Around 154 trainees began their training as carers Monday (February 2, 2020) at five of 14 nursing schools in Hamburg. The trainees are undergoing comprehensive training, which is no longer limited to the care of the elderly, the sick and children. This comes after the Nursing Professions Act took effect on January 1, 2020 to counteract the shortage of skilled workers in the sector and make the profession more attractive.
Attracting young people to care sector
The new concept is expected to lead to 1,300 new apprentices in 2020. School fees are not payable and the course is recognised throughout the EU. The Hamburg University of Applied Sciences (HAW) is launching a nursing course with 60 openings from the winter term 20/21. Students qualify with a B.A. Cornelia Prüfer-Storcks, Senator for Health, remarked: “Clearly, we need more nursing professionals. Thus, the care profession must become more attractive. This is exactly what the new generalist training will achieve.” Hopes are now high that the standard training will help align salaries in the care of the sick and elderly. The nine remaining nursing schools in Hamburg are expected to launch courses in 2021.

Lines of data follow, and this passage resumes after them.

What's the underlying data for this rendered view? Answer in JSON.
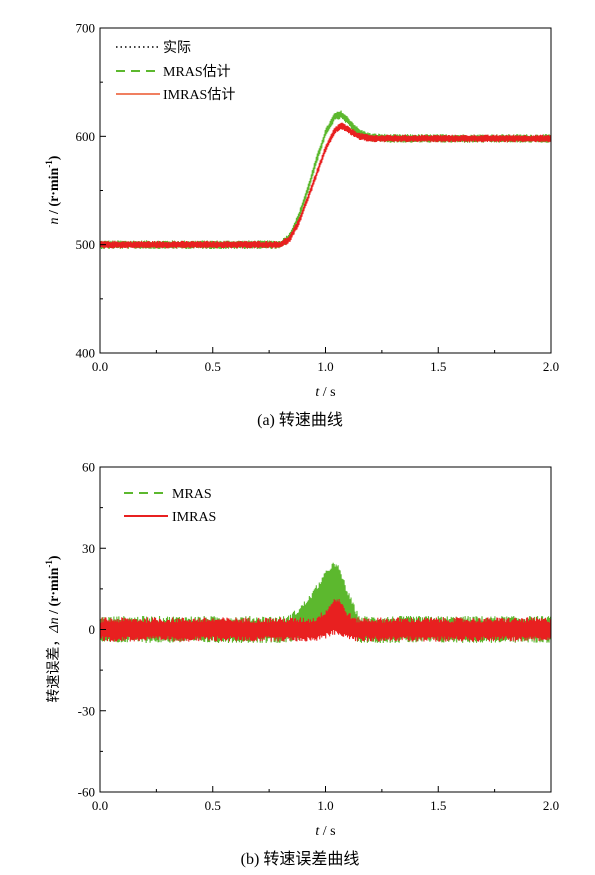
{
  "chart_data": [
    {
      "type": "line",
      "caption": "(a)  转速曲线",
      "xlabel_var": "t",
      "xlabel_unit": " / s",
      "ylabel_var": "n",
      "ylabel_unit": " / (r·min",
      "ylabel_sup": "-1",
      "ylabel_tail": ")",
      "xlim": [
        0.0,
        2.0
      ],
      "ylim": [
        400,
        700
      ],
      "xticks": [
        "0.0",
        "0.5",
        "1.0",
        "1.5",
        "2.0"
      ],
      "yticks": [
        "400",
        "500",
        "600",
        "700"
      ],
      "legend_position": "top-left",
      "series": [
        {
          "name": "实际",
          "color": "#000000",
          "style": "dotted",
          "x": [
            0.0,
            0.8,
            0.84,
            0.88,
            0.92,
            0.96,
            1.0,
            1.04,
            1.07,
            1.1,
            1.15,
            1.2,
            1.3,
            2.0
          ],
          "values": [
            500,
            500,
            505,
            520,
            542,
            565,
            588,
            605,
            610,
            606,
            600,
            598,
            598,
            598
          ],
          "noise": 0
        },
        {
          "name": "MRAS估计",
          "color": "#5cb82e",
          "style": "dashed",
          "x": [
            0.0,
            0.8,
            0.84,
            0.88,
            0.92,
            0.96,
            1.0,
            1.04,
            1.07,
            1.1,
            1.15,
            1.2,
            1.3,
            2.0
          ],
          "values": [
            500,
            500,
            507,
            525,
            550,
            578,
            603,
            618,
            620,
            614,
            603,
            599,
            598,
            598
          ],
          "noise": 4
        },
        {
          "name": "IMRAS估计",
          "color": "#e82020",
          "style": "solid",
          "x": [
            0.0,
            0.8,
            0.84,
            0.88,
            0.92,
            0.96,
            1.0,
            1.04,
            1.07,
            1.1,
            1.15,
            1.2,
            1.3,
            2.0
          ],
          "values": [
            500,
            500,
            505,
            520,
            542,
            565,
            588,
            605,
            610,
            606,
            600,
            598,
            598,
            598
          ],
          "noise": 3.5
        }
      ]
    },
    {
      "type": "line",
      "caption": "(b)  转速误差曲线",
      "xlabel_var": "t",
      "xlabel_unit": " / s",
      "ylabel_prefix": "转速误差，",
      "ylabel_var": "Δn",
      "ylabel_unit": " / (r·min",
      "ylabel_sup": "-1",
      "ylabel_tail": ")",
      "xlim": [
        0.0,
        2.0
      ],
      "ylim": [
        -60,
        60
      ],
      "xticks": [
        "0.0",
        "0.5",
        "1.0",
        "1.5",
        "2.0"
      ],
      "yticks": [
        "-60",
        "-30",
        "0",
        "30",
        "60"
      ],
      "legend_position": "top-left",
      "series": [
        {
          "name": "MRAS",
          "color": "#5cb82e",
          "style": "dashed",
          "x": [
            0.0,
            0.83,
            0.88,
            0.93,
            0.98,
            1.03,
            1.06,
            1.1,
            1.15,
            2.0
          ],
          "values": [
            0,
            0,
            2,
            5,
            9,
            13,
            12,
            6,
            0,
            0
          ],
          "noise": 5
        },
        {
          "name": "IMRAS",
          "color": "#e82020",
          "style": "solid",
          "x": [
            0.0,
            0.95,
            1.0,
            1.04,
            1.06,
            1.09,
            1.13,
            2.0
          ],
          "values": [
            0,
            0,
            2,
            5,
            5,
            2,
            0,
            0
          ],
          "noise": 4.5
        }
      ]
    }
  ]
}
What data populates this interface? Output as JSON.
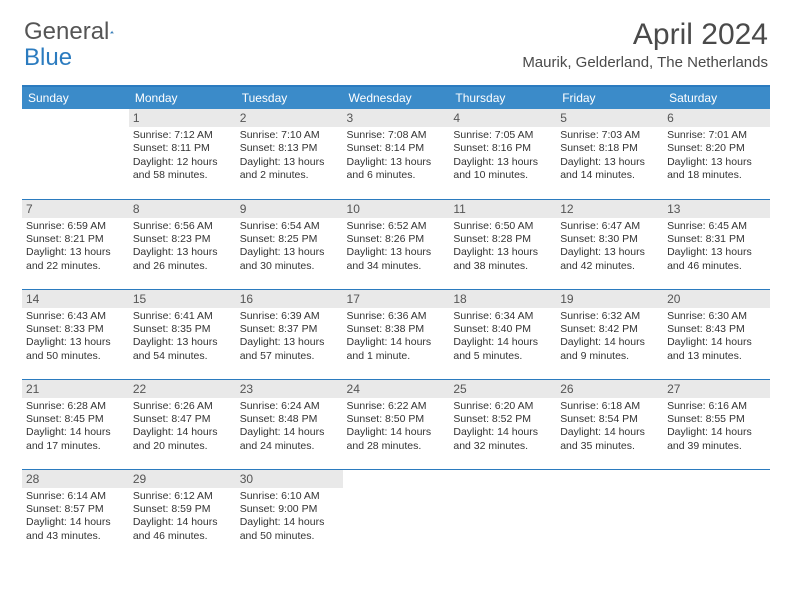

Generalist training and specialisation
Trainees will receive practical training in the care of all age groups and areas of care and can qualify as a nursing assistant after two years. During the third year, trainees can specialise and qualify in the care of the elderly, health care and children. Prospective students should have an intermediate school-leaving qualification or have completed ten years of general education. Lower secondary school-leavers with further qualifications are also eligible for the course.